Since most multinationals in Japan are US-based, the best format and style to use is a US-standard resume. This means 1 to 1 1/2 pages, in Times Roman font, with a composition consisting roughly of: your career objective, your work history (not more than 3-4 companies), and your educational background. Considering that the personnel manager you’ll be applying to is most likely Japanese, it also helps to include a photo, and some information regarding birth date and marital status as well.

What you actually write is a function of understanding what the company is looking for. I’ll cover this in more detail next week, but suffice it to say you need to get out and network, until you find some company employees who can give you the inside story. After getting a better idea of a company’s preferences, you can then sit down and choose the appropriate experience and personal attributes that best match the company’s requirements, and put them in your resume. This is very simple advice, but it really works.

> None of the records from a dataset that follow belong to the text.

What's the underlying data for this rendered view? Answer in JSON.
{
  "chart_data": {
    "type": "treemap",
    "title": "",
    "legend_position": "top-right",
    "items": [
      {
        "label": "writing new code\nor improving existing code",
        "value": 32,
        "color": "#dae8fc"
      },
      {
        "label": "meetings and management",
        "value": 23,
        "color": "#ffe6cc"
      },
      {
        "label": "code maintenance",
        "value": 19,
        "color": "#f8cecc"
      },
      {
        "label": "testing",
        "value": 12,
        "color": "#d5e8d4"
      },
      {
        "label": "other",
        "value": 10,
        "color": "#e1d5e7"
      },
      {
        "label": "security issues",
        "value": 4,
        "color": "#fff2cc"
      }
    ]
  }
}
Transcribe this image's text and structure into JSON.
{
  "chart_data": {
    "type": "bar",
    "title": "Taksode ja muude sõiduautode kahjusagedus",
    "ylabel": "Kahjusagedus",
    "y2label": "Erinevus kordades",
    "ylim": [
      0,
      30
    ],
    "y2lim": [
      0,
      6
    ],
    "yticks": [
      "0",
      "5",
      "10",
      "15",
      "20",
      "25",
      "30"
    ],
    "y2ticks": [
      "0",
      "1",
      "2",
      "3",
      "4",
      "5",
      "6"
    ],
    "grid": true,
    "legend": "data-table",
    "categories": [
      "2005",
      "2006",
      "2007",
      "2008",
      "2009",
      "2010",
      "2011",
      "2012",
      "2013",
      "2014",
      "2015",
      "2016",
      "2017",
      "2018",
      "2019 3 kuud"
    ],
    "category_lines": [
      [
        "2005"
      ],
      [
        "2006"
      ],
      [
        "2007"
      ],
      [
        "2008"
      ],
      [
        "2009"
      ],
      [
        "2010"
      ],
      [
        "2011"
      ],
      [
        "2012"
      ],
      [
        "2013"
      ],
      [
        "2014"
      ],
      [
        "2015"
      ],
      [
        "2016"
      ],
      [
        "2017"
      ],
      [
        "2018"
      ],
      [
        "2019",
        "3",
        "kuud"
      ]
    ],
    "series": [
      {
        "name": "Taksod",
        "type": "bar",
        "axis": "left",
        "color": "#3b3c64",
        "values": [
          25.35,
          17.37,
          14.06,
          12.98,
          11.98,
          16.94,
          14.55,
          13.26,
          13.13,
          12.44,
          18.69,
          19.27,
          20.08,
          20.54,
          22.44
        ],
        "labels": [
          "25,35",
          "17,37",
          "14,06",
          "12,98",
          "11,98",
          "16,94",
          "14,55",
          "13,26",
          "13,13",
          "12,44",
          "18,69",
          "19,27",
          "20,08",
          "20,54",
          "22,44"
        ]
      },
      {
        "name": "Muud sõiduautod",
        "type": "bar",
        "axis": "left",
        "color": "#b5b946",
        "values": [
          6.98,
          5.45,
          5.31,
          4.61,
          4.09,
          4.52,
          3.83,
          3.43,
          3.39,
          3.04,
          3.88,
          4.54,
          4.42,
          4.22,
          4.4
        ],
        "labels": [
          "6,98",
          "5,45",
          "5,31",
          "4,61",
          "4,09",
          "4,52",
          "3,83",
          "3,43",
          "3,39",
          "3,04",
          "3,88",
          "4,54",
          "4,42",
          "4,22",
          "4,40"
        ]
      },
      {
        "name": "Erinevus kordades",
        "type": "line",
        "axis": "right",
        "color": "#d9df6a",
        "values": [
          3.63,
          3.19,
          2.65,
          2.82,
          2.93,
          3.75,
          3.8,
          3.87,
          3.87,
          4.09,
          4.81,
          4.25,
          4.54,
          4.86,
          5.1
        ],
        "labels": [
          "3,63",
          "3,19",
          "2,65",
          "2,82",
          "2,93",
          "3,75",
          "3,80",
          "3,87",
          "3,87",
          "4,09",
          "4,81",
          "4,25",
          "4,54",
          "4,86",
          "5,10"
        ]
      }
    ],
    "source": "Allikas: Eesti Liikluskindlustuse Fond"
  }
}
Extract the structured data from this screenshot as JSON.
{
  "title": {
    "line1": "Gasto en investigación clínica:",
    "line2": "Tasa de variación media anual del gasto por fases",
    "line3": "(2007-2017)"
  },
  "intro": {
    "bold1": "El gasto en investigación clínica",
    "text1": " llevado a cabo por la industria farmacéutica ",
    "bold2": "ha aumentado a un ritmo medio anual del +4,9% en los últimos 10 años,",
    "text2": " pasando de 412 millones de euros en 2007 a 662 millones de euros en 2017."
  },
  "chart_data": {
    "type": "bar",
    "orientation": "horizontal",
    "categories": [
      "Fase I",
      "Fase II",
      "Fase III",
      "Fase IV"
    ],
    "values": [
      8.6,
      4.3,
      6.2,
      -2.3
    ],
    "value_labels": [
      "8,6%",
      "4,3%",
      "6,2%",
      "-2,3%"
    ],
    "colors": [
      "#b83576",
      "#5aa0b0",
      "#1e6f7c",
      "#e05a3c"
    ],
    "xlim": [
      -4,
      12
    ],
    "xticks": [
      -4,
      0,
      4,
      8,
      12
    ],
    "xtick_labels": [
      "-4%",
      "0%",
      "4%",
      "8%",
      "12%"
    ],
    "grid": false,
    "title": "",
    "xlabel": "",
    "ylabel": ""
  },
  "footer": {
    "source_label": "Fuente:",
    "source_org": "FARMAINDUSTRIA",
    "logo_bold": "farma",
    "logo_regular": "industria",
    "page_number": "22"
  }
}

For example, some companies are very concerned about your technical skills, whether you’re an accountant, a sales and marketing whiz, or an IT engineer. Unconsciously then, the Personnel folks are looking for certain key words and phrases such as メanalysis and financial reports to the board, “bilingual,” or “SAP and Oracle administration experience,” and these really stand out in a resume, even if buried within the main text. By including such words, along with an indication of the experience you’ve had in each field, you can almost guarantee that you will make it through to the first round of interviews.

Other companies, especially larger ones, tend to be more concerned about human interaction or human potential. For these companies, you need to focus more on your management training and management experience, especially in a bilingual, bicultural context, and also your educational background (if it’s worth highlighting, of course) and/or any previous sales records, company awards, etc. Such companies tend to have a strong internal training program and they want raw material that they can turn into their idea of an ideal company employee.

If you’re Japanese, you should always include a Japanese-language handwritten resume. You may think that handwriting a resume is old-fashioned, and it is. But since most personnel managers in foreign companies tend to be over 50, they are very concerned about your Kanji writing style, your family, and where you live. Conversely, if you are a foreigner, do not send your resume in Japanese unless you are really fluent and have had it checked by a literate Japanese friend. I find that it is better not to overset expectations, or your first interview may backfire.

As you can see, it may well be that you have to make up a variety of resumes to cover the basic styles of each company that you apply to. Just make sure that you manage all these documents. I’ve had a number of applicants who sent me their resume, but put the wrong company name at the top – and needless to say, I trashed them straight away.